Son los empresarios que asientan su riqueza sobre mercados modernos y capital humano quienes están perdiendo la batalla sin chistar.
Siempre encasillamos a las personas en grandes categorías, pues nos hace más fácil la vida. «Negro» y «blanco», como etiquetas raciales, hacen poca referencia al color real de la piel de las personas catalogadas.
Cuando Ricardo Méndez Ruiz tacha de «comunista» a todo el que no sea su cómplice, aprovecha esta tendencia simplificadora, innata en su audiencia. Pero igual sucede cuando se dice «empresario» o «la derecha» para englobar desde gente de la Universidad Francisco Marroquín y la Cámara del Agro hasta militares retirados que hacen negocios con dinero público. Con tropos flojos construimos las claves de la defensa y el ataque político, pero hacemos un flaco servicio a la verdad.

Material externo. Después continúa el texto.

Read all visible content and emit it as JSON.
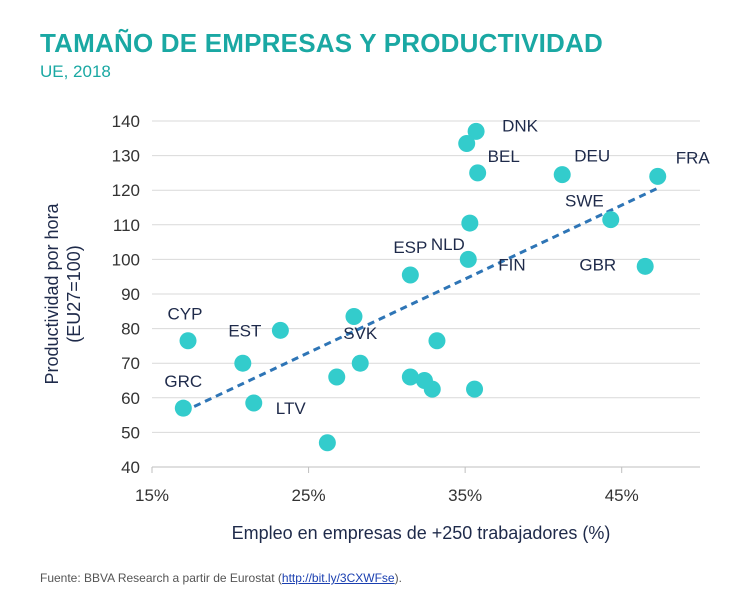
{
  "header": {
    "title": "TAMAÑO DE EMPRESAS Y PRODUCTIVIDAD",
    "subtitle": "UE, 2018"
  },
  "footer": {
    "source_prefix": "Fuente: BBVA Research a partir de Eurostat (",
    "source_link": "http://bit.ly/3CXWFse",
    "source_suffix": ")."
  },
  "chart_data": {
    "type": "scatter",
    "title": "TAMAÑO DE EMPRESAS Y PRODUCTIVIDAD",
    "subtitle": "UE, 2018",
    "xlabel": "Empleo en empresas de +250 trabajadores (%)",
    "ylabel_lines": [
      "Productividad por hora",
      "(EU27=100)"
    ],
    "xlim": [
      15,
      50
    ],
    "ylim": [
      40,
      140
    ],
    "x_ticks": [
      15,
      25,
      35,
      45
    ],
    "x_tick_labels": [
      "15%",
      "25%",
      "35%",
      "45%"
    ],
    "y_ticks": [
      40,
      50,
      60,
      70,
      80,
      90,
      100,
      110,
      120,
      130,
      140
    ],
    "y_tick_labels": [
      "40",
      "50",
      "60",
      "70",
      "80",
      "90",
      "100",
      "110",
      "120",
      "130",
      "140"
    ],
    "grid": "horizontal",
    "legend": "none",
    "colors": {
      "points": "#33cccc",
      "trend": "#2e75b6",
      "grid": "#d9d9d9"
    },
    "points": [
      {
        "label": "DNK",
        "x": 35.7,
        "y": 137
      },
      {
        "label": "",
        "x": 35.1,
        "y": 133.5
      },
      {
        "label": "BEL",
        "x": 35.8,
        "y": 125
      },
      {
        "label": "DEU",
        "x": 41.2,
        "y": 124.5
      },
      {
        "label": "FRA",
        "x": 47.3,
        "y": 124
      },
      {
        "label": "NLD",
        "x": 35.3,
        "y": 110.5
      },
      {
        "label": "SWE",
        "x": 44.3,
        "y": 111.5
      },
      {
        "label": "FIN",
        "x": 35.2,
        "y": 100
      },
      {
        "label": "ESP",
        "x": 31.5,
        "y": 95.5
      },
      {
        "label": "GBR",
        "x": 46.5,
        "y": 98
      },
      {
        "label": "CYP",
        "x": 17.3,
        "y": 76.5
      },
      {
        "label": "EST",
        "x": 23.2,
        "y": 79.5
      },
      {
        "label": "",
        "x": 27.9,
        "y": 83.5
      },
      {
        "label": "SVK",
        "x": 28.3,
        "y": 70
      },
      {
        "label": "",
        "x": 33.2,
        "y": 76.5
      },
      {
        "label": "",
        "x": 20.8,
        "y": 70
      },
      {
        "label": "",
        "x": 26.8,
        "y": 66
      },
      {
        "label": "",
        "x": 31.5,
        "y": 66
      },
      {
        "label": "",
        "x": 32.4,
        "y": 65
      },
      {
        "label": "",
        "x": 32.9,
        "y": 62.5
      },
      {
        "label": "",
        "x": 35.6,
        "y": 62.5
      },
      {
        "label": "LTV",
        "x": 21.5,
        "y": 58.5
      },
      {
        "label": "GRC",
        "x": 17.0,
        "y": 57
      },
      {
        "label": "",
        "x": 26.2,
        "y": 47
      }
    ],
    "trendline": {
      "x": [
        17.0,
        47.5
      ],
      "y": [
        56,
        121
      ]
    }
  }
}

En el empresariado hay de todo: agricultores que no han modernizado su tecnología y dependen de jornaleros pagados con hambre para exportar productos apenas elaborados; petroleros que importan la poca mano de obra experta que necesitan y procuran términos de gran ventaja en las regalías que deben al Estado; dueños de call center,que sin gente capaz de hablar inglés están metidos en un callejón sin salida; pequeños industriales que no pueden crecer, porque aquí no hay suficientes jóvenes formados para la economía del conocimiento.
Cada uno quiere algo distinto, y depende de condiciones diferentes para maximizar sus ganancias. A los más obsoletos les conviene a toda costa mantener salarios bajos, minimizar los impuestos y estrangular cualquier capacidad de control y producción del Estado, aunque se trate de invertir en la gente. Mientras tanto, los que ensayan un capitalismo moderno se truenan los dedos porque la educación pública no produce graduados capaces de contestar preguntas mínimas de matemáticas y lenguaje, y se desvelan porque el Estado no logra garantizar una fuerza de trabajo sana y sin hambre.

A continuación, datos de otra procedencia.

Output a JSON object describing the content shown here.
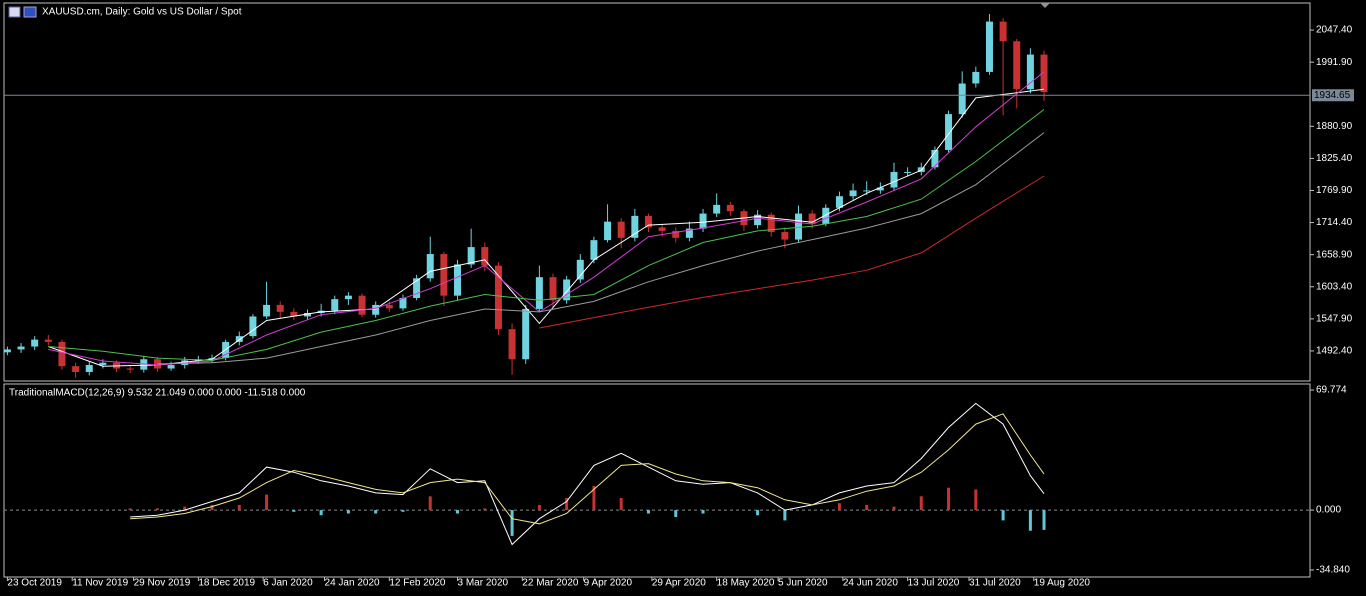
{
  "chart_data": [
    {
      "type": "candlestick",
      "title": "XAUUSD.cm, Daily:  Gold vs US Dollar / Spot",
      "x": [
        "2019-10-23",
        "2019-10-27",
        "2019-10-31",
        "2019-11-04",
        "2019-11-08",
        "2019-11-12",
        "2019-11-16",
        "2019-11-20",
        "2019-11-24",
        "2019-11-28",
        "2019-12-02",
        "2019-12-06",
        "2019-12-10",
        "2019-12-14",
        "2019-12-18",
        "2019-12-22",
        "2019-12-26",
        "2019-12-30",
        "2020-01-03",
        "2020-01-07",
        "2020-01-11",
        "2020-01-15",
        "2020-01-19",
        "2020-01-23",
        "2020-01-27",
        "2020-01-31",
        "2020-02-04",
        "2020-02-08",
        "2020-02-12",
        "2020-02-16",
        "2020-02-20",
        "2020-02-24",
        "2020-02-28",
        "2020-03-03",
        "2020-03-07",
        "2020-03-11",
        "2020-03-15",
        "2020-03-19",
        "2020-03-23",
        "2020-03-27",
        "2020-03-31",
        "2020-04-04",
        "2020-04-08",
        "2020-04-12",
        "2020-04-16",
        "2020-04-20",
        "2020-04-24",
        "2020-04-28",
        "2020-05-02",
        "2020-05-06",
        "2020-05-10",
        "2020-05-14",
        "2020-05-18",
        "2020-05-22",
        "2020-05-26",
        "2020-05-30",
        "2020-06-03",
        "2020-06-07",
        "2020-06-11",
        "2020-06-15",
        "2020-06-19",
        "2020-06-23",
        "2020-06-27",
        "2020-07-01",
        "2020-07-05",
        "2020-07-09",
        "2020-07-13",
        "2020-07-17",
        "2020-07-21",
        "2020-07-25",
        "2020-07-29",
        "2020-08-02",
        "2020-08-06",
        "2020-08-10",
        "2020-08-14",
        "2020-08-18",
        "2020-08-22"
      ],
      "open": [
        1490,
        1495,
        1500,
        1512,
        1508,
        1466,
        1456,
        1468,
        1472,
        1462,
        1460,
        1478,
        1462,
        1468,
        1476,
        1478,
        1480,
        1508,
        1518,
        1552,
        1572,
        1560,
        1552,
        1558,
        1562,
        1582,
        1588,
        1555,
        1572,
        1566,
        1584,
        1618,
        1660,
        1588,
        1642,
        1672,
        1640,
        1530,
        1478,
        1565,
        1620,
        1580,
        1616,
        1650,
        1684,
        1716,
        1688,
        1726,
        1706,
        1700,
        1688,
        1704,
        1730,
        1745,
        1734,
        1710,
        1728,
        1698,
        1685,
        1730,
        1712,
        1740,
        1760,
        1770,
        1770,
        1775,
        1802,
        1802,
        1810,
        1840,
        1902,
        1955,
        1975,
        2062,
        2028,
        1945,
        2005
      ],
      "high": [
        1500,
        1506,
        1518,
        1520,
        1512,
        1472,
        1474,
        1478,
        1476,
        1468,
        1484,
        1482,
        1474,
        1482,
        1484,
        1486,
        1512,
        1526,
        1556,
        1612,
        1578,
        1566,
        1564,
        1574,
        1588,
        1594,
        1592,
        1578,
        1578,
        1590,
        1624,
        1690,
        1664,
        1650,
        1704,
        1680,
        1646,
        1540,
        1572,
        1640,
        1626,
        1622,
        1660,
        1690,
        1746,
        1722,
        1738,
        1730,
        1712,
        1706,
        1716,
        1738,
        1765,
        1750,
        1738,
        1736,
        1732,
        1706,
        1744,
        1736,
        1746,
        1768,
        1782,
        1786,
        1784,
        1818,
        1810,
        1818,
        1846,
        1908,
        1976,
        1984,
        2075,
        2068,
        2032,
        2016,
        2012
      ],
      "low": [
        1485,
        1489,
        1494,
        1502,
        1460,
        1446,
        1450,
        1462,
        1456,
        1454,
        1455,
        1456,
        1458,
        1462,
        1470,
        1472,
        1476,
        1502,
        1514,
        1548,
        1548,
        1546,
        1546,
        1552,
        1556,
        1572,
        1550,
        1550,
        1560,
        1562,
        1580,
        1612,
        1570,
        1580,
        1636,
        1630,
        1520,
        1451,
        1470,
        1560,
        1568,
        1574,
        1610,
        1644,
        1680,
        1670,
        1682,
        1698,
        1690,
        1680,
        1682,
        1698,
        1724,
        1726,
        1700,
        1704,
        1690,
        1670,
        1680,
        1704,
        1708,
        1734,
        1754,
        1762,
        1764,
        1770,
        1794,
        1796,
        1806,
        1836,
        1896,
        1948,
        1970,
        1900,
        1912,
        1938,
        1925
      ],
      "close": [
        1495,
        1500,
        1512,
        1508,
        1466,
        1456,
        1468,
        1472,
        1462,
        1460,
        1478,
        1462,
        1468,
        1476,
        1478,
        1480,
        1508,
        1518,
        1552,
        1572,
        1560,
        1552,
        1558,
        1562,
        1582,
        1588,
        1555,
        1572,
        1566,
        1584,
        1618,
        1660,
        1588,
        1642,
        1672,
        1640,
        1530,
        1478,
        1565,
        1620,
        1580,
        1616,
        1650,
        1684,
        1716,
        1688,
        1726,
        1706,
        1700,
        1688,
        1704,
        1730,
        1745,
        1734,
        1710,
        1728,
        1698,
        1685,
        1730,
        1712,
        1740,
        1760,
        1770,
        1770,
        1775,
        1802,
        1802,
        1810,
        1840,
        1902,
        1955,
        1975,
        2062,
        2028,
        1945,
        2005,
        1940
      ],
      "up_color": "#6fd3e0",
      "down_color": "#c83232",
      "overlays": {
        "x": [
          "2019-11-04",
          "2019-11-20",
          "2019-12-06",
          "2019-12-22",
          "2020-01-07",
          "2020-01-23",
          "2020-02-08",
          "2020-02-24",
          "2020-03-11",
          "2020-03-27",
          "2020-04-12",
          "2020-04-28",
          "2020-05-14",
          "2020-05-30",
          "2020-06-15",
          "2020-07-01",
          "2020-07-17",
          "2020-08-02",
          "2020-08-22"
        ],
        "series": [
          {
            "color": "#ffffff",
            "values": [
              1500,
              1466,
              1468,
              1478,
              1545,
              1560,
              1565,
              1630,
              1650,
              1540,
              1650,
              1710,
              1715,
              1725,
              1715,
              1765,
              1805,
              1930,
              1945
            ]
          },
          {
            "color": "#d23cd2",
            "values": [
              1495,
              1475,
              1468,
              1475,
              1520,
              1555,
              1566,
              1600,
              1640,
              1560,
              1620,
              1690,
              1705,
              1722,
              1712,
              1750,
              1790,
              1880,
              1975
            ]
          },
          {
            "color": "#4cc04c",
            "values": [
              1500,
              1492,
              1480,
              1476,
              1495,
              1525,
              1545,
              1570,
              1590,
              1580,
              1590,
              1640,
              1680,
              1700,
              1708,
              1725,
              1755,
              1820,
              1910
            ]
          },
          {
            "color": "#9a9a9a",
            "values": [
              null,
              null,
              1470,
              1472,
              1480,
              1500,
              1520,
              1545,
              1565,
              1560,
              1578,
              1612,
              1640,
              1665,
              1685,
              1705,
              1730,
              1780,
              1870
            ]
          },
          {
            "color": "#d02828",
            "values": [
              null,
              null,
              null,
              null,
              null,
              null,
              null,
              null,
              null,
              1532,
              1550,
              1568,
              1585,
              1600,
              1615,
              1632,
              1662,
              1722,
              1795
            ]
          }
        ]
      },
      "current_price": 1934.65,
      "current_price_color": "#7a8898",
      "xlim": [
        "2019-10-22",
        "2020-11-08"
      ],
      "ylim": [
        1440.4,
        2094.2
      ],
      "yticks": [
        {
          "value": 2047.4,
          "label": "2047.40"
        },
        {
          "value": 1991.9,
          "label": "1991.90"
        },
        {
          "value": 1880.9,
          "label": "1880.90"
        },
        {
          "value": 1825.4,
          "label": "1825.40"
        },
        {
          "value": 1769.9,
          "label": "1769.90"
        },
        {
          "value": 1714.4,
          "label": "1714.40"
        },
        {
          "value": 1658.9,
          "label": "1658.90"
        },
        {
          "value": 1603.4,
          "label": "1603.40"
        },
        {
          "value": 1547.9,
          "label": "1547.90"
        },
        {
          "value": 1492.4,
          "label": "1492.40"
        }
      ],
      "grid": false
    },
    {
      "type": "macd",
      "title": "TraditionalMACD(12,26,9) 9.532 21.049 0.000 0.000 -11.518 0.000",
      "x": [
        "2019-11-28",
        "2019-12-06",
        "2019-12-14",
        "2019-12-22",
        "2019-12-30",
        "2020-01-07",
        "2020-01-15",
        "2020-01-23",
        "2020-01-31",
        "2020-02-08",
        "2020-02-16",
        "2020-02-24",
        "2020-03-03",
        "2020-03-11",
        "2020-03-19",
        "2020-03-27",
        "2020-04-04",
        "2020-04-12",
        "2020-04-20",
        "2020-04-28",
        "2020-05-06",
        "2020-05-14",
        "2020-05-22",
        "2020-05-30",
        "2020-06-07",
        "2020-06-15",
        "2020-06-23",
        "2020-07-01",
        "2020-07-09",
        "2020-07-17",
        "2020-07-25",
        "2020-08-02",
        "2020-08-10",
        "2020-08-18",
        "2020-08-22"
      ],
      "series": [
        {
          "color": "#ffffff",
          "values": [
            -4,
            -3,
            0,
            5,
            10,
            25,
            22,
            17,
            14,
            10,
            9,
            24,
            16,
            17,
            -20,
            -5,
            5,
            26,
            33,
            25,
            17,
            15,
            16,
            10,
            0,
            3,
            10,
            14,
            16,
            30,
            48,
            62,
            50,
            20,
            9.532
          ]
        },
        {
          "color": "#f0e68c",
          "values": [
            -5,
            -4,
            -2,
            2,
            7,
            16,
            23,
            20,
            16,
            12,
            10,
            16,
            18,
            16,
            -5,
            -8,
            -2,
            12,
            26,
            27,
            21,
            17,
            16,
            13,
            6,
            3,
            6,
            11,
            14,
            22,
            35,
            50,
            56,
            32,
            21.049
          ]
        }
      ],
      "histogram": {
        "up_color": "#c83232",
        "down_color": "#5fc8d8",
        "values": [
          1,
          1,
          2,
          3,
          3,
          9,
          -1,
          -3,
          -2,
          -2,
          -1,
          8,
          -2,
          1,
          -15,
          3,
          7,
          14,
          7,
          -2,
          -4,
          -2,
          0,
          -3,
          -6,
          0,
          4,
          3,
          2,
          8,
          13,
          12,
          -6,
          -12,
          -11.518
        ]
      },
      "xlim": [
        "2019-10-22",
        "2020-11-08"
      ],
      "ylim": [
        -38.9,
        73.3
      ],
      "yticks": [
        {
          "value": 69.774,
          "label": "69.774"
        },
        {
          "value": 0,
          "label": "0.000"
        },
        {
          "value": -34.84,
          "label": "-34.840"
        }
      ],
      "xticks": [
        {
          "value": "2019-10-23",
          "label": "23 Oct 2019"
        },
        {
          "value": "2019-11-11",
          "label": "11 Nov 2019"
        },
        {
          "value": "2019-11-29",
          "label": "29 Nov 2019"
        },
        {
          "value": "2019-12-18",
          "label": "18 Dec 2019"
        },
        {
          "value": "2020-01-06",
          "label": "6 Jan 2020"
        },
        {
          "value": "2020-01-24",
          "label": "24 Jan 2020"
        },
        {
          "value": "2020-02-12",
          "label": "12 Feb 2020"
        },
        {
          "value": "2020-03-03",
          "label": "3 Mar 2020"
        },
        {
          "value": "2020-03-22",
          "label": "22 Mar 2020"
        },
        {
          "value": "2020-04-09",
          "label": "9 Apr 2020"
        },
        {
          "value": "2020-04-29",
          "label": "29 Apr 2020"
        },
        {
          "value": "2020-05-18",
          "label": "18 May 2020"
        },
        {
          "value": "2020-06-05",
          "label": "5 Jun 2020"
        },
        {
          "value": "2020-06-24",
          "label": "24 Jun 2020"
        },
        {
          "value": "2020-07-13",
          "label": "13 Jul 2020"
        },
        {
          "value": "2020-07-31",
          "label": "31 Jul 2020"
        },
        {
          "value": "2020-08-19",
          "label": "19 Aug 2020"
        }
      ],
      "grid": false
    }
  ]
}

Con todo, estas distinciones realmente presentes son apenas visibles. No las reconocemos los comunes observadores. Peor aún, no las admiten los propios sujetos en las élites económicas. Todo lo contrario, vemos a los hijos del dinero marchando hombro con hombro, en luchas que sirven muy bien a algunos, y muy mal a los demás.

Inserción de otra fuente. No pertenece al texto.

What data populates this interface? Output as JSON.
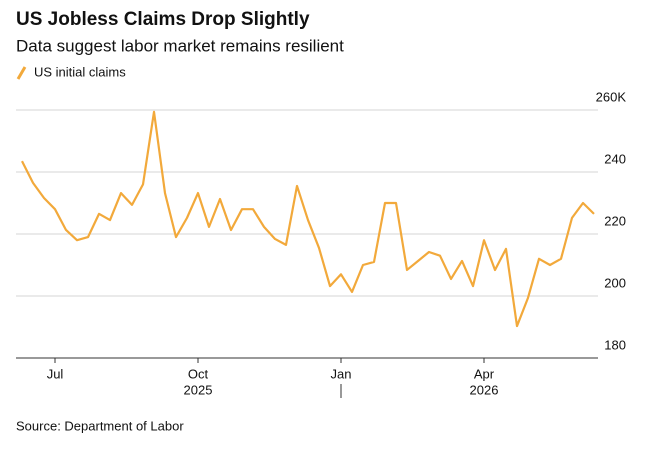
{
  "chart_data": {
    "type": "line",
    "title": "US Jobless Claims Drop Slightly",
    "subtitle": "Data suggest labor market remains resilient",
    "source": "Source: Department of Labor",
    "categories": [
      null,
      null,
      null,
      "Jul",
      null,
      null,
      null,
      null,
      null,
      null,
      null,
      null,
      null,
      null,
      null,
      null,
      "Oct",
      null,
      null,
      null,
      null,
      null,
      null,
      null,
      null,
      null,
      null,
      null,
      null,
      "Jan",
      null,
      null,
      null,
      null,
      null,
      null,
      null,
      null,
      null,
      null,
      null,
      null,
      "Apr",
      null,
      null,
      null,
      null,
      null,
      null,
      null,
      null,
      null,
      null
    ],
    "xgroups": [
      {
        "label": "2025"
      },
      {
        "label": "2026"
      }
    ],
    "series": [
      {
        "name": "US initial claims",
        "color": "#f2a93b",
        "values": [
          243.5,
          236.5,
          231.6,
          228,
          221.3,
          218,
          219,
          226.5,
          224.5,
          233.2,
          229.4,
          236,
          259.4,
          233.2,
          219,
          225.2,
          233.2,
          222.3,
          231.3,
          221.3,
          228,
          228,
          222.3,
          218.4,
          216.5,
          235.5,
          224.5,
          215.5,
          203.2,
          207,
          201.3,
          210,
          211,
          230,
          230,
          208.4,
          211.3,
          214.2,
          213,
          205.5,
          211.3,
          203.2,
          218,
          208.4,
          215.2,
          190.3,
          199.4,
          212,
          210,
          212,
          225.2,
          230,
          226.5
        ]
      }
    ],
    "ylim": [
      180,
      260
    ],
    "yticks": [
      180,
      200,
      220,
      240,
      {
        "value": 260,
        "label": "260K"
      }
    ],
    "grid": true
  }
}
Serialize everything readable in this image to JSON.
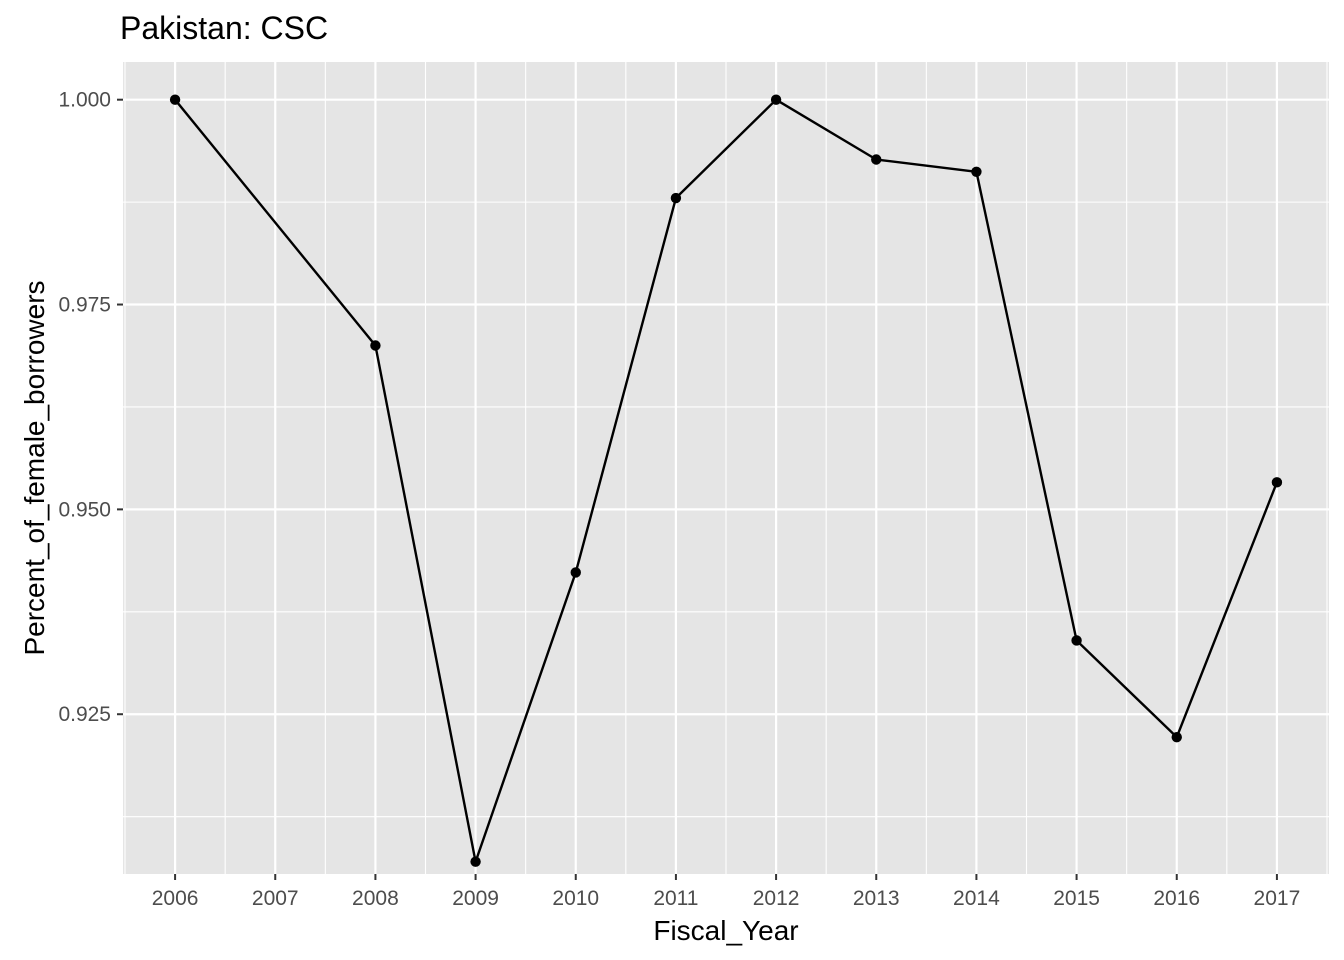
{
  "chart_data": {
    "type": "line",
    "title": "Pakistan:  CSC",
    "xlabel": "Fiscal_Year",
    "ylabel": "Percent_of_female_borrowers",
    "x_ticks": [
      "2006",
      "2007",
      "2008",
      "2009",
      "2010",
      "2011",
      "2012",
      "2013",
      "2014",
      "2015",
      "2016",
      "2017"
    ],
    "y_ticks": [
      "0.925",
      "0.950",
      "0.975",
      "1.000"
    ],
    "xlim": [
      2005.48,
      2017.52
    ],
    "ylim": [
      0.9055,
      1.0046
    ],
    "grid": true,
    "series": [
      {
        "name": "Percent_of_female_borrowers",
        "x": [
          2006,
          2008,
          2009,
          2010,
          2011,
          2012,
          2013,
          2014,
          2015,
          2016,
          2017
        ],
        "values": [
          1.0,
          0.97,
          0.907,
          0.9423,
          0.988,
          1.0,
          0.9927,
          0.9912,
          0.934,
          0.9222,
          0.9533
        ]
      }
    ]
  },
  "colors": {
    "panel": "#e5e5e5",
    "grid": "#ffffff",
    "line": "#000000",
    "point": "#000000"
  }
}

Los hechos recientes ilustran el absurdo. La arbitrariedad jurídica e institucional respaldada con ahínco por el CACIF –ente que hasta en el nombre incorpora la noción de «coordinación» entre élites– ha servido para desmontar los tímidos progresos que desde la Firma de la Paz se habían hecho por afianzar un sistema jurídico eficaz, transparente y justo. La sempiterna lucha que ha dado esa entidad contra un esquema tributario más sólido, sirve muy bien a quienes no necesitan que el Estado invierta en las personas, pero deja un trato muy malo para quienes requieren, además de mercados fluidos, gente capaz.
No cabe duda: son capitalistas tímidos. Llegan tarde los reclamos al empresariado por más acción, pues mientras los mercantilistas de viejo cuño se frotan las manos con cada triunfo por dar vuelta atrás al reloj de la historia, son los empresarios que asientan su riqueza sobre mercados modernos y capital humano quienes están perdiendo la batalla sin chistar. El poder del CACIF amaga con engullir al movimiento cooperativo, único reto a su hegemonía política y económica, mientras los que ya están dentro de la cúpula y debieran tener una voz propia, callan sin rubor.
El conflicto no es la “lucha de clases”, por más que esta idea absurda desvele a Méndez Ruiz y sus trasnochados seguidores. Aquí la izquierda y los movimientos sociales apenas logran triunfos pírricos. El verdadero enfrentamiento, la guerra que están ganando los peores, es otra. Por un lado están los triunfalistas dinosaurios de una oligarquía a la que no le alcanza que seamos mercantilistas. ¡Nos quisieran feudales!
Por el otro, están los capitalistas tímidos, soñadores que se han contentado con jingles optimistas y una filantropía de branding. Se están engañando a sí mismos y nos están quedando mal a todos los demás. Asegurar un capitalismo eficaz exige cambiar las reglas del juego, y eso no vendrá sin confrontar a los eternos beneficiarios del statu quo. Sin embargo, hoy en aras de una paz sucia se contentan estos capitalistas tímidos con hacer la corte a sus primos ultraconservadores. Callan cuando debieran marcar distancia ante los atropellos a la ley, a la justicia –incluyendo la memoria– y las instituciones. Titubean, cuando lo que toca es hacer alianzas: con cooperativistas sí (¡ya les están comiendo el negocio!), con campesinos, líderes indígenas y ambientalistas, con clasemedieros, feministas, gays y progres. ¡Toda esa gente que hoy se les hace tan repugnante!, pero que somos los demás.